A 10m ICBM at 1000km altitude is like spotting a 1mm object at 100 meters or a pigeon at 50km away.
When it is about to do re-entry, you can reduce that task to spotting a baby mosquito that appears at 8 meters for half a second away and a pigeon at 4km away.
Otherwise, it depends on the time of day if you have a telescope and want the sun to reflect from the ICBM because they are rapidly in the earth's shadow. ICBM's can fly at 2x the altitude of Starlink ( 1000 vs 550 km)so they can stay out of the shadow for longer.
Starlink is 24m2 and visible on the horizon at dawn and dusk. Starlinks are more reflective than ICBM's.
Many ICBM's are painted in dark colors, camouflage, military colors and even black. For most of the journey ICBM's cost at high altitude, outside of the atmosphere, in the shadow of the earth, or invisible at 1000km in the daytime sky. ICBMs switch off their engines during the midcourse, or coasting, phase of their trajectory.

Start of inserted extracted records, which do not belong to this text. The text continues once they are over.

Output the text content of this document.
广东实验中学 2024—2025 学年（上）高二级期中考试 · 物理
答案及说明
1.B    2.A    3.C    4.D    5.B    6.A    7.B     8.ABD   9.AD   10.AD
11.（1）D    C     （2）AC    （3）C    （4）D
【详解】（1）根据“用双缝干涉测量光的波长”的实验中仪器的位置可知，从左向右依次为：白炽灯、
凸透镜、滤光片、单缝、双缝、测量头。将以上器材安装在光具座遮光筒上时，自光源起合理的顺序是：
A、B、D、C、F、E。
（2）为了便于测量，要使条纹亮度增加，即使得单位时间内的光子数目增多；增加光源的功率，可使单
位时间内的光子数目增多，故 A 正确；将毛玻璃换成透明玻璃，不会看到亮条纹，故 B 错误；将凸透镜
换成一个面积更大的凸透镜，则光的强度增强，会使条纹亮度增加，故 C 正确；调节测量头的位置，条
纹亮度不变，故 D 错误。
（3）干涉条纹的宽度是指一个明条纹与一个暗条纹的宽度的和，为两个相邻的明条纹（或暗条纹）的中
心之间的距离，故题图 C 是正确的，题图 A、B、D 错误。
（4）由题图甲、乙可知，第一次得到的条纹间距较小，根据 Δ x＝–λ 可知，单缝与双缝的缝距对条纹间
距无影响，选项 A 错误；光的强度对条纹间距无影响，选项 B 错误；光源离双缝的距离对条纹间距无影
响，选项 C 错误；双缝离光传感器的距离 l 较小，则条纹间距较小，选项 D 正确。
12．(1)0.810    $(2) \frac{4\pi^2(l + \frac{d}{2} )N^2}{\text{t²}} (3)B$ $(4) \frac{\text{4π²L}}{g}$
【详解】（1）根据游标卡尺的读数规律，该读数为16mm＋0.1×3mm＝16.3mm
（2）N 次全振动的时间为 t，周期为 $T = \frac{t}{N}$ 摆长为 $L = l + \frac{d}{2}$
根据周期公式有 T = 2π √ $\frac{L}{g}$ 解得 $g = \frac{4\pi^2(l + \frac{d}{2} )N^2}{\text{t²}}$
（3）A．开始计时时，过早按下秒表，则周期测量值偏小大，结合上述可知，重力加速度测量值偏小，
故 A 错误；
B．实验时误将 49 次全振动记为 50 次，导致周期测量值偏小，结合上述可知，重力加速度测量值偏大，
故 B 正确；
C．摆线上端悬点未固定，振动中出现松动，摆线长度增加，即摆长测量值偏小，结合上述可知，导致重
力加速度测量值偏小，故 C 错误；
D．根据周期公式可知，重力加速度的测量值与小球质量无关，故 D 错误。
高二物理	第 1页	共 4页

The re-entry phase will be the brightest, due to intense heat from atmospheric friction, a few percent as bright as spaceshuttle on re-entry. a bit like this except it would not slow down as much, staying close to 25000km/h

ICBMs use liquid propellant that produces an efficient blue flame of far lower luminosity than what we think of as a flame, as you can see by the contrast between the oxygen-alcohol fire here and it's reaction with a lower temperature yellow combustion:
curiously the asteroid that killed the dino's could have been visible for weeks if it had a trail of 20-30 miles due to solar reactions. It would have taken 5-8 seconds to go through the atmosphere.